‘Fake news’ used to demonise Muslims
WE ARE witnessing a furore over the posting of “fake” news propagated in the media and online and its propagation on social media through retweets and shares.
According to the media, a “rioting sex mob” – composed largely of Arab refugees – wreaked havoc on Frankfurt during this year’s New Year’s Eve celebrations, groping and sexually assaulting dozens of women.
Predictably, the “Islamophobia” industry seized the story.
The story quickly made an international splash. Now police say it’s “completely baseless” – an invention of a Frankfurt restaurant owner. We have a full right to free speech but we have seen a huge rise in articles directed merely to cause distrust of Muslims and migrants.
Their main goal is to create the sense that European countries are under attack by Muslim individ- uals, Islamic ideology and Islamic countries.

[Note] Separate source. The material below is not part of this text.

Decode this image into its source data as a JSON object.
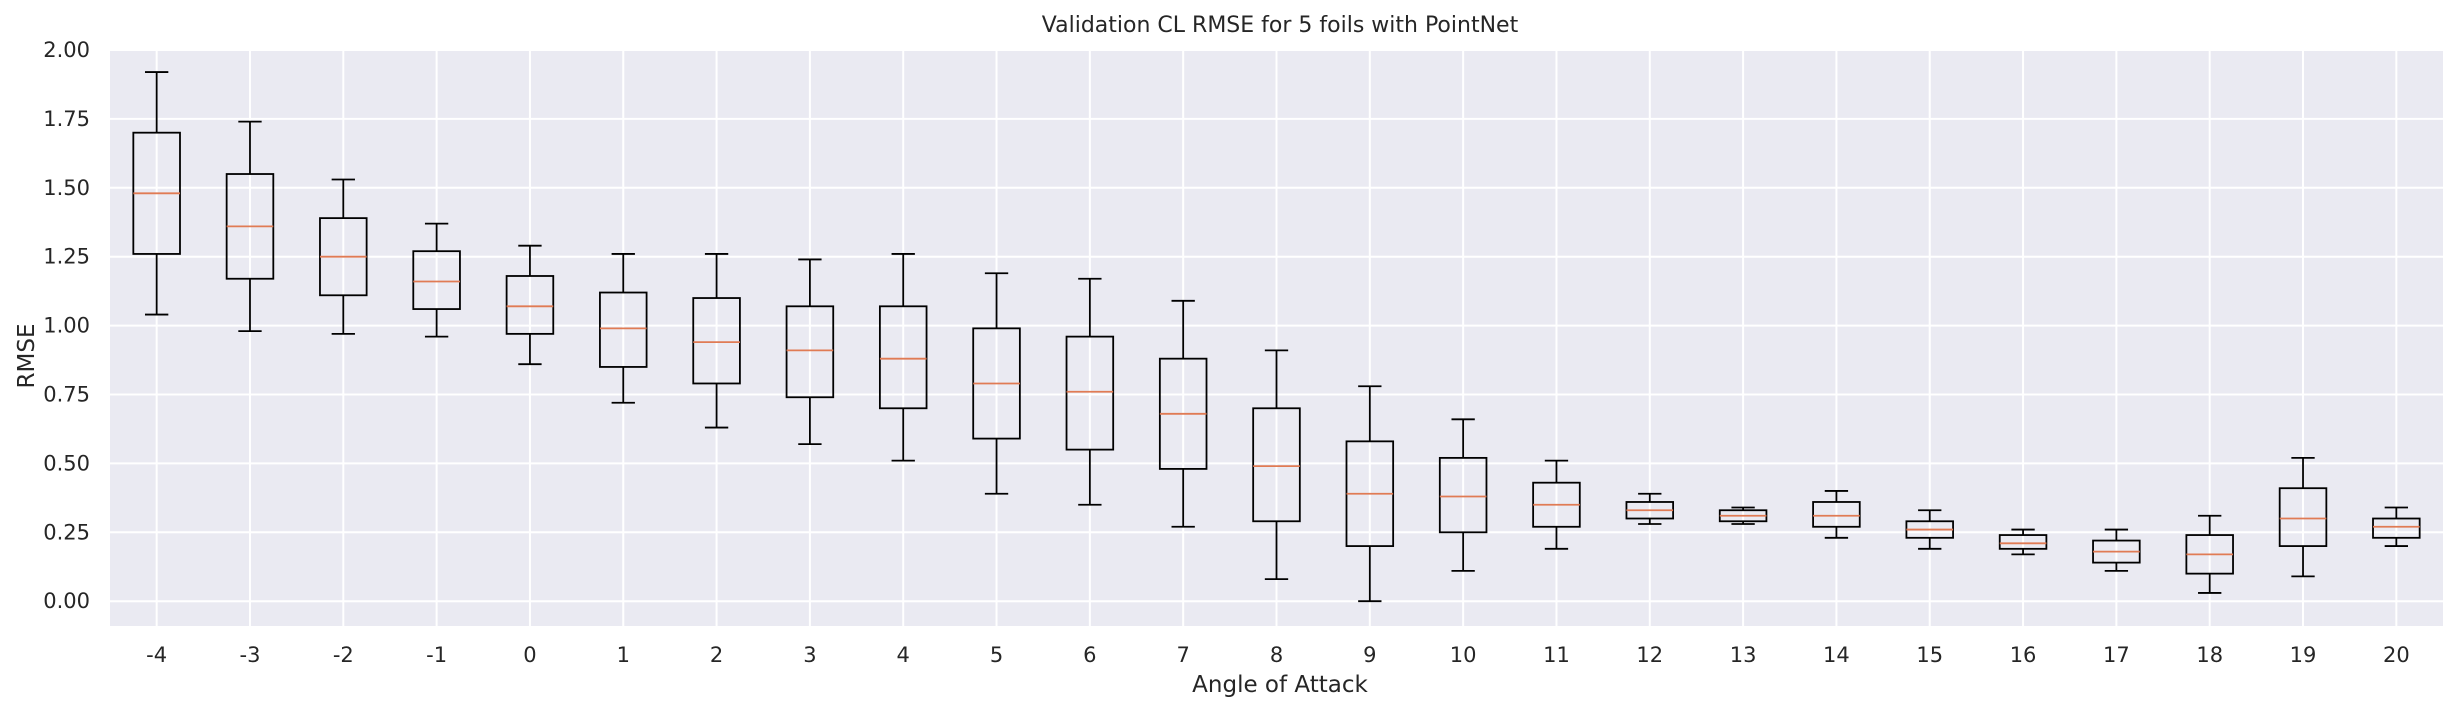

They misrepresent facts about violence perpetrated against Non-Muslims by Muslims, in particular refugees, and seek to distort the beliefs of the average Muslim. The public is constantly being bombarded with anti-Islam rhetoric, propaganda and exaggerations or lies. The refugee-as-rapist theory is the kind that has been used to demonise people throughout history.
This network of misinformation is eerily similar to the network of anti-Semitic propaganda that swirled in Germany before World War II.
While we may decry the situation we need to face the facts. If you tell people over and over again that immigrants and in particular Muslims are dangerous then people will begin to believe it.